Temmuz ayının başında Mısır'ın demokratik yollarla seçilen ilk cumhurbaşkanı Muhammed Mursi'nin askeri darbeyle devrilmesi ve başta ABD olmak üzere uluslararası toplumdan önemli bir tepki gelmemesi Erdoğan hükümetinin Batı'ya ilişkin tepkilerinin keskinleşmesine yol açtı.
Ancak Türk-Amerikan ilişkilerinde daha uzun vadeli etkileri olacak gelişme, Suriye bunalımı kapsamında 2013 ortasında yaşandı. Obama yönetiminin "kırmızı çizgi" olarak tanımlamasına karşın Esad yönetiminin kimyasal silah kullandığı iddialarına askeri bir yanıt vermemesi, Ankara'da büyük bir hayal kırıklığı yarattı.

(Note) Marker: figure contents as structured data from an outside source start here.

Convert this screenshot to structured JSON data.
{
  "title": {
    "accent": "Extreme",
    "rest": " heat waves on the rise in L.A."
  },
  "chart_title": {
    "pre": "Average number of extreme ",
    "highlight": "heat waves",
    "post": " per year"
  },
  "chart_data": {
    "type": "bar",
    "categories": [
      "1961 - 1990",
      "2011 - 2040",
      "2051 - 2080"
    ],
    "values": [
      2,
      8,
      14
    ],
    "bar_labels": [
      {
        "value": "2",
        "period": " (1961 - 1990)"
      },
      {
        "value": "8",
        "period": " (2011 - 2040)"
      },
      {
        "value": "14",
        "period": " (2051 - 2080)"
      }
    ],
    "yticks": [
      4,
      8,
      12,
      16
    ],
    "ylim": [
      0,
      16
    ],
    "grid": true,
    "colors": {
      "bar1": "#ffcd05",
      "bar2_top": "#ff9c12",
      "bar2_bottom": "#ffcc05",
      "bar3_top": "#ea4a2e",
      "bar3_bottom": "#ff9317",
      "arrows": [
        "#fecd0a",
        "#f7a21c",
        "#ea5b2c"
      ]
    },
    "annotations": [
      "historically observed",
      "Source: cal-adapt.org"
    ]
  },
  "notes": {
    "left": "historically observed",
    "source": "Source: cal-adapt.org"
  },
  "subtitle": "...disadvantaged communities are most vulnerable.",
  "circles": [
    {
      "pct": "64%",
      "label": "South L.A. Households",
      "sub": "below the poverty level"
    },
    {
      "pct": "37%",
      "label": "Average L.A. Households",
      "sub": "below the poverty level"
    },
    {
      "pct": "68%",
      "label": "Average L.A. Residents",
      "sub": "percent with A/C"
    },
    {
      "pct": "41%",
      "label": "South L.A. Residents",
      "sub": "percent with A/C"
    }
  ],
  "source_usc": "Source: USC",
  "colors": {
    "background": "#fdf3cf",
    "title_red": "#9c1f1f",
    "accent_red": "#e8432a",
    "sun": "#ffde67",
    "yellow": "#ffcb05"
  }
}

Obama'nın attığı geri adım, Ankara'yı Esad rejiminin devrilmesi planında yalnız bırakırken aslında uluslararası toplumun Şam'dan çok ülkenin doğusunda gelişen "İslami radikal terör örgütlerine" yoğunlaşmaya başladıklarını göstermesi açısından da önemliydi.
2015'teki YPG bunalımı
Adına "İslam Devleti" diyerek Suriye'nin doğusunda ve Irak'ın batısında halifelik ilan eden Irak-Şam İslam Devleti (IŞİD) ile mücadele için 2014 sonunda ABD liderliğinde kurulan koalisyon gücüne Türkiye de katılmış ancak Ankara bu güce aktif destek vermemişti.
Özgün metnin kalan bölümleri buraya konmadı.